Globally, the practice by companies to publicise their sustainability performance has become a norm, and here in South Africa, almost all companies trading in the international 'space' make reference to their Sustainability Reports on their website's and promotional material. But, how accurate are their sustainability reports - and should we even care?
Sadly, while there are many that undergo stringent and independent evaluation before they publish their sustainability credentials, the majority skip this step altogether, preferring to rely on highly questionable interpretations of their performance data by some paid official in the organisation. This allows them to claim sustainability while in fact masking their true - and often patently ineffective business practices that would hardly justify a second glance by anyone. One of the largest hospitality groups in the region happily publishes their internal data under a cloak of respectability, without any independent review of evaluation to back-up their claims. And no-one cares! Another claims certification by a label that no longer operates in this space and even worse, a third basks in the global performance achieved by properties outside Africa with a straight face!
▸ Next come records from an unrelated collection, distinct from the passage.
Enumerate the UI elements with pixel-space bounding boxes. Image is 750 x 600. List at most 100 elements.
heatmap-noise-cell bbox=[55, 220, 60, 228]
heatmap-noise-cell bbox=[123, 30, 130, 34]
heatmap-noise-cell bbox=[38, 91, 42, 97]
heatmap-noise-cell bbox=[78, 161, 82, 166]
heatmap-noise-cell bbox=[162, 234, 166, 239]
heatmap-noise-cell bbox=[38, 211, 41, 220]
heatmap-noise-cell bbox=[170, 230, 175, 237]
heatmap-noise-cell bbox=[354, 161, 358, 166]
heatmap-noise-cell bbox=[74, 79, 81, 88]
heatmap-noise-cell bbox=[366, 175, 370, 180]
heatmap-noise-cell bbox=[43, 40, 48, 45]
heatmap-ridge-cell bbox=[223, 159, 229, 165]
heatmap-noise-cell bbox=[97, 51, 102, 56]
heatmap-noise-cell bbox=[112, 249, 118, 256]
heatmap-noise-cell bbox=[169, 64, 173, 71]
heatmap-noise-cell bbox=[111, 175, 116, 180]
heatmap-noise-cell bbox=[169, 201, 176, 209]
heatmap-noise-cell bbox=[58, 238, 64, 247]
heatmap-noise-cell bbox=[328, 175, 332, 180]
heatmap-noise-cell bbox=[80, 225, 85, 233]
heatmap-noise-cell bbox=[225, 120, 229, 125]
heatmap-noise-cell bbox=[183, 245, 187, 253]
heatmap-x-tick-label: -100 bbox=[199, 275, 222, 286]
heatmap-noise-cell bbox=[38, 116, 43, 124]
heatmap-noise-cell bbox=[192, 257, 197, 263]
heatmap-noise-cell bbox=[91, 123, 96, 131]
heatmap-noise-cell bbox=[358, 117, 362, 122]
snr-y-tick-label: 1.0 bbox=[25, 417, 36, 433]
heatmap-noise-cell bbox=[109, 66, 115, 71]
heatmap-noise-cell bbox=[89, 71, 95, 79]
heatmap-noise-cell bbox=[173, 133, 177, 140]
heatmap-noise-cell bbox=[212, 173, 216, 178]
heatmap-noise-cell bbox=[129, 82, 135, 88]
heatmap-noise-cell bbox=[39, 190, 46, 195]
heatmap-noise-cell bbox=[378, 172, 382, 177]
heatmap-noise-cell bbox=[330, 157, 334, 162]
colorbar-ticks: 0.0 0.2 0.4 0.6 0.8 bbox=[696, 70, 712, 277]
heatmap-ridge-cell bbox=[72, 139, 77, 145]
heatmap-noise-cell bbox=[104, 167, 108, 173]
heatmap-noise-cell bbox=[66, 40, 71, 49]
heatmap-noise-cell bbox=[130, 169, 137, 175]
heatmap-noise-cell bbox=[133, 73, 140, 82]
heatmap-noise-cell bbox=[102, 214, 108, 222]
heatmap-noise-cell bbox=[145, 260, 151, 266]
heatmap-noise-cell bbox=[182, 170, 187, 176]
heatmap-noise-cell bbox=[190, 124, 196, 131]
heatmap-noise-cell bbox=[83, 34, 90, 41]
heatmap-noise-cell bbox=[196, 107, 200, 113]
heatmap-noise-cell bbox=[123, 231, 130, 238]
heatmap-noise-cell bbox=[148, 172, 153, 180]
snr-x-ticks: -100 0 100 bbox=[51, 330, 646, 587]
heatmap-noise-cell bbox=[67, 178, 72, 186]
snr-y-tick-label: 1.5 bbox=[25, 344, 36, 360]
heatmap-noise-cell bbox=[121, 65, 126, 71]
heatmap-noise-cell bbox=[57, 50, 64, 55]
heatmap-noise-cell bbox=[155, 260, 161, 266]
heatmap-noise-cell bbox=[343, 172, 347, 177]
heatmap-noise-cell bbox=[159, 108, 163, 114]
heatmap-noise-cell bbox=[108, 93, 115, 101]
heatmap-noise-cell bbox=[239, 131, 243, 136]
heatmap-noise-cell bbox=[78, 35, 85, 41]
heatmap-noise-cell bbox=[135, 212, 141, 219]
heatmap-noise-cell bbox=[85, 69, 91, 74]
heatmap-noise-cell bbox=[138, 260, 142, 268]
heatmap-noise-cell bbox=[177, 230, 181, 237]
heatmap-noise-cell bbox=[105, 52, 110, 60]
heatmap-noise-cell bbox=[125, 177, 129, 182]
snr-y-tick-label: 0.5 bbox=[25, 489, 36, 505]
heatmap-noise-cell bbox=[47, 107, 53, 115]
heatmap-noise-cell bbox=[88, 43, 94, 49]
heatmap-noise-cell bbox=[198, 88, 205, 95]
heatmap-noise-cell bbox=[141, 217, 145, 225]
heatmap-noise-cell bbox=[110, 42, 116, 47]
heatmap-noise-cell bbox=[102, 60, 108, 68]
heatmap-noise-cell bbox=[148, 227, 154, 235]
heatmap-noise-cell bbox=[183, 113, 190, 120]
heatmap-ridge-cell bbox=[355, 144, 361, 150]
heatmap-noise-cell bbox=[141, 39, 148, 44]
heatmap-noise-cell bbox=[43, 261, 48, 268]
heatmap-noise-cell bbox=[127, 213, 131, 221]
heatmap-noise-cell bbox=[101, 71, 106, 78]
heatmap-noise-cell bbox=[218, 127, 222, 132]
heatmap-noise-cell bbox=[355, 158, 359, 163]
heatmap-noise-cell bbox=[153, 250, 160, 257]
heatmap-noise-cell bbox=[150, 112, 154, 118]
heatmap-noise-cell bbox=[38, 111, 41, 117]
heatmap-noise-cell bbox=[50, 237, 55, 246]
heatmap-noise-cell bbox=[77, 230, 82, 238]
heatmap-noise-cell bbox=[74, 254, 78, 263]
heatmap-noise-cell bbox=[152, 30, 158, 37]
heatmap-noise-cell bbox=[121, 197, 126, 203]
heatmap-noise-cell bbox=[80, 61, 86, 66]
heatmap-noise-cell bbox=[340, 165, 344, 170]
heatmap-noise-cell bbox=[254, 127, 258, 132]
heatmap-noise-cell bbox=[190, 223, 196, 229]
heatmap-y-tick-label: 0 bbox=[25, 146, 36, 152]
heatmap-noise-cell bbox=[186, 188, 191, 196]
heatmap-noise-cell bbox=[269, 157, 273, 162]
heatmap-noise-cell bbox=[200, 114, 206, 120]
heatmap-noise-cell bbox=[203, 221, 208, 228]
And perhaps this is the problem..! As an industry, the hospitality sector takes sustainability as seriously as music royalties or the price of bread, and it hardly concerns itself with concepts such as responsible resource use or social responsibility because it can afford not to. How do you convince anyone to save electricity or water - or help local communities, when there is no financial or legal imperative to do so? There has been an insignificant drop in water consumption in hotels in the greater Cape Town area because little-or-no action has been taken to encourage or enforce compliance by the authorities. This is further helped by the fact that the hotels in the City can afford to pay the higher prices and because they simply pass these costs to guests through unreasonably high annual room rate increases. Would restrictions help? Probably not, because most already have boreholes and alternate supplies, and they really couldn't care! Of the over three hundred hospitality facilities in the City, only twelve have any independent evaluation of their performance on an annual basis. And we think this is OK?
So they resort to wild and often unsubstantiated claims of reductions in water, energy and waste volumes - and to extensive and 'meaningful' support to local charities and organisations that quite honestly, don't need the help. Reporting sustainability has become a 'tick-box' activity in most businesses and very little effort is being made to ensure that what is published meets even an iota of credibility. Often, what is not said - or reading between the lines, unmasks the true performance of a company.
But I suppose the question should be - do we really care enough? We have given these businesses credibility that they don't deserve by simply not caring enough.